Ahmet Kaya, 2000 yılında ‘Hoşçakalın Gözüm’ isimli albümünün kayıtlarını yaparken, Paris'in Porte de Versailles semtindeki evinde bir gece kalp krizi sonucu hayatını kaybetti. Bu albümde Karwan isimli şarkıyı seslendirdi. Cenaze merasimi Paris Kürt Enstitüsü'nde yapıldı.

    Ölümünden sonra, 2002 yılında Ahmet Kaya'nın şarkılarını 20 ünlü sanatçının söylediği ‘Dinle Sevgili Ülkem’ isimli bir albüm yapılmış, Magazin Gazetecileri Derneği'nin gecesinde duyurduğu Kürtçe Karwan (Kervan) parçasının ve klibinin de bulunduğu ‘Hoşçakalın Gözüm’, ‘Biraz da Sen Ağla’ albümü yayımlandı. Père-Lachaise mezarlığındaki mezarı 2003 yılında tekrar düzenlendi.
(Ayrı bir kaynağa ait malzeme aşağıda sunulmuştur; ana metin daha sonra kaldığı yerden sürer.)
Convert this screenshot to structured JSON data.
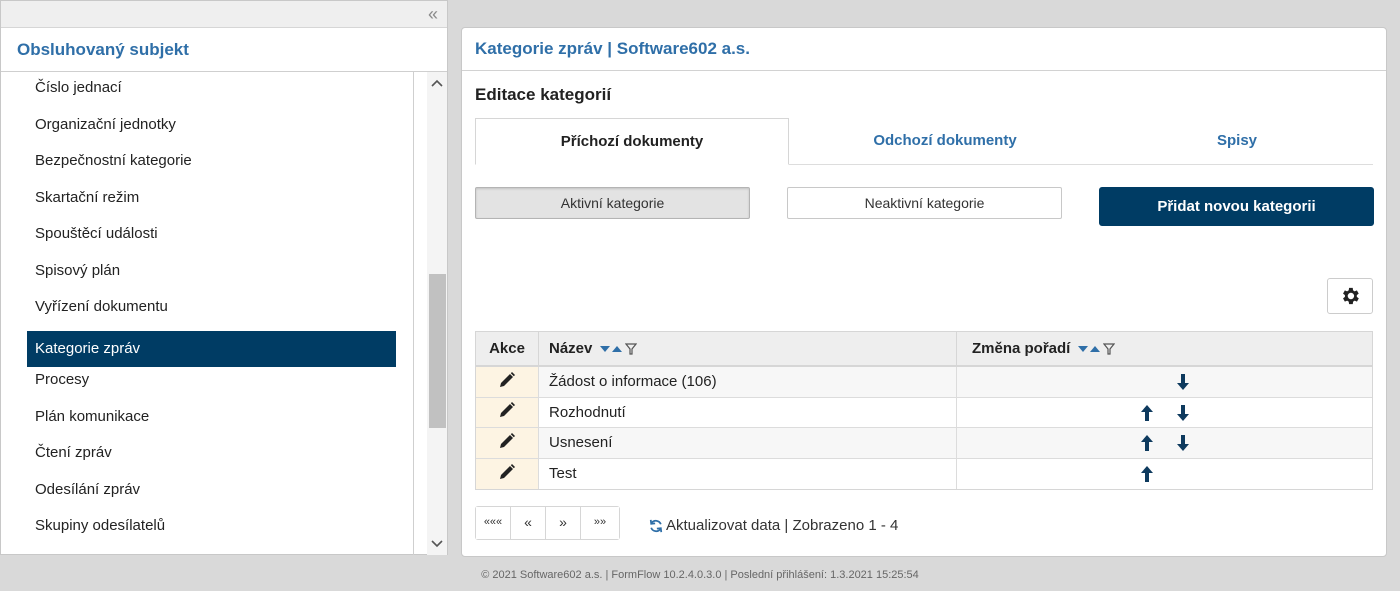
{
  "left": {
    "title": "Obsluhovaný subjekt",
    "items": [
      {
        "label": "Číslo jednací"
      },
      {
        "label": "Organizační jednotky"
      },
      {
        "label": "Bezpečnostní kategorie"
      },
      {
        "label": "Skartační režim"
      },
      {
        "label": "Spouštěcí události"
      },
      {
        "label": "Spisový plán"
      },
      {
        "label": "Vyřízení dokumentu"
      },
      {
        "label": "Kategorie zpráv"
      },
      {
        "label": "Procesy"
      },
      {
        "label": "Plán komunikace"
      },
      {
        "label": "Čtení zpráv"
      },
      {
        "label": "Odesílání zpráv"
      },
      {
        "label": "Skupiny odesílatelů"
      }
    ],
    "active_index": 7
  },
  "main": {
    "header": "Kategorie zpráv | Software602 a.s.",
    "section_title": "Editace kategorií",
    "tabs": [
      {
        "label": "Příchozí dokumenty",
        "active": true
      },
      {
        "label": "Odchozí dokumenty",
        "active": false
      },
      {
        "label": "Spisy",
        "active": false
      }
    ],
    "buttons": {
      "active_categories": "Aktivní kategorie",
      "inactive_categories": "Neaktivní kategorie",
      "add_category": "Přidat novou kategorii"
    },
    "table": {
      "headers": {
        "akce": "Akce",
        "nazev": "Název",
        "zmena": "Změna pořadí"
      },
      "rows": [
        {
          "name": "Žádost o informace (106)",
          "up": false,
          "down": true
        },
        {
          "name": "Rozhodnutí",
          "up": true,
          "down": true
        },
        {
          "name": "Usnesení",
          "up": true,
          "down": true
        },
        {
          "name": "Test",
          "up": true,
          "down": false
        }
      ]
    },
    "pager": {
      "first": "«««",
      "prev": "«",
      "next": "»",
      "last": "»»"
    },
    "refresh_text": "Aktualizovat data | Zobrazeno 1 - 4"
  },
  "footer": "© 2021 Software602 a.s. | FormFlow 10.2.4.0.3.0 | Poslední přihlášení: 1.3.2021 15:25:54",
  "colors": {
    "accent": "#003c64",
    "link": "#2f6fa8",
    "edit_cell": "#fdf4e3"
  }
}
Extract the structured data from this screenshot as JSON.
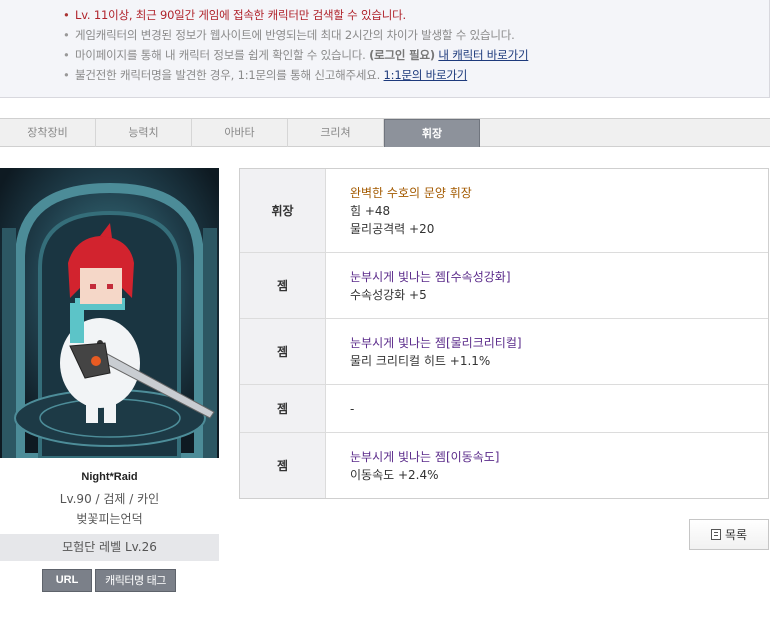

Sürgünde ölen kaya geride büyük bir müzik mirası, milyonlarca insanın saygıyla eğildi devrimci bir sanatçı duruşu ve söylediklerinin yıllar sonra yasa olarak çıkacağı bir portre bıraktı. Açılım tartışmalarıyla birlikte hükümet Kaya’nın mezarını Türkiye’ye getirme teklifinde buluncu ancak eşi Gülten Kaya bu teklifi geri çevirdi.